You just took over as president of the ICRC. What plans do you have to enhance the operation of the ICRC during your tenure and why do you think these initiatives are the right ones to target in the coming year and beyond?
My first priority as ICRC president is to actively promote and expand recognition of the respiratory care workforce as frontline health care team members who have specialized knowledge and skills that contribute to improved patient outcomes. During our virtual Business Meeting in December, it became clear that respiratory care professionals around the world have gained significant praise from other health care team members, hospital administrators, and government officials who recognize the important contributions we make in the fight against COVID-19.

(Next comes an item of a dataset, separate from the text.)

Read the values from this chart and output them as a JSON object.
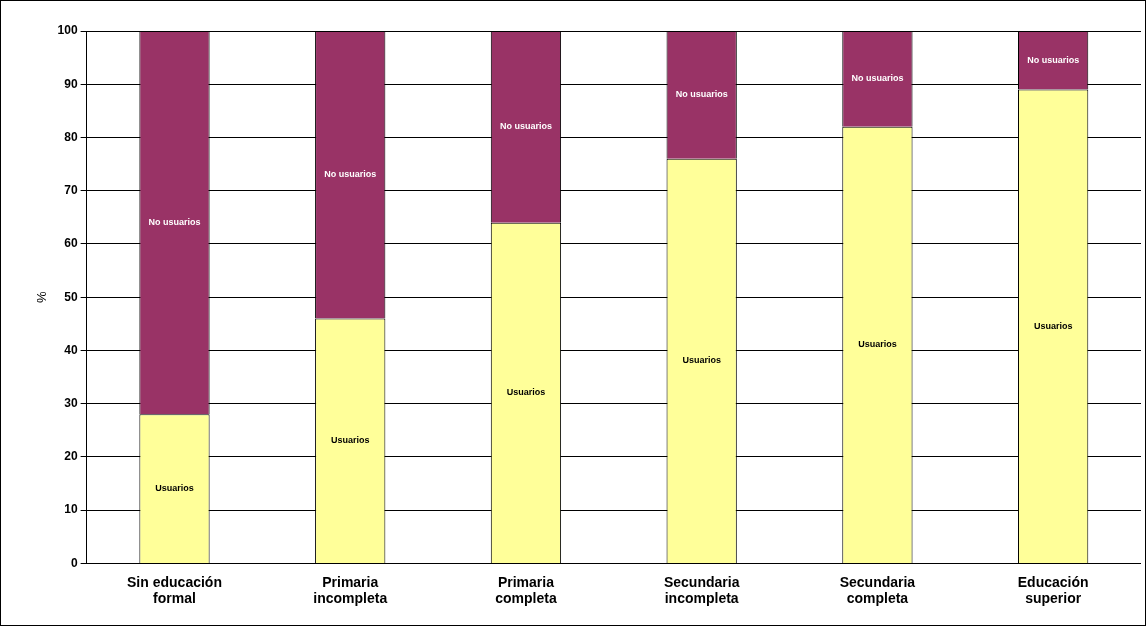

The ICRC director of media communications, Khalid Alenezi, BSRC, RRT, from Arar, Saudi Arabia, and I have discussed a plan to conduct short video conference interviews with Council members and respiratory care professionals around the world to highlight what they do every day as respiratory care educators, clinicians, and researchers. These interviews will be posted on the ICRC website and distributed for mass viewing on new social network platforms that are being developed to reach persons interested in international respiratory care.
A second priority of mine is to actively engage Council members and past AARC International Fellows in broader networking and recruitment of others who may be interested in joining the ICRC. The AARC and ICRC have received several international inquiries over recent years asking for fundamental respiratory care training materials. Dr. Sullivan and Hassan Alahrani, BSRC, RRT, FAARC, developed a task force to develop a Fundamentals of Respiratory Care Support Course that includes chapter submissions from respiratory care professionals from around the world. The course is nearing final editing and it is expected to be finalized later this year.
My third plan is to promote the International Education Recognition System (IERS) with the formation of a standing committee, chaired by Arzu Ari, PhD, RRT, FAARC. The IERS formally recognizes educational programs worldwide that meet or exceed clearly defined guidelines approved by the ICRC.
These initiatives are all important because they aim to amplify recognition of respiratory care professionals around the world, encourage international respiratory care professional communication and knowledge exchange, and promote excellence in respiratory care education programs, clinical practice, and research.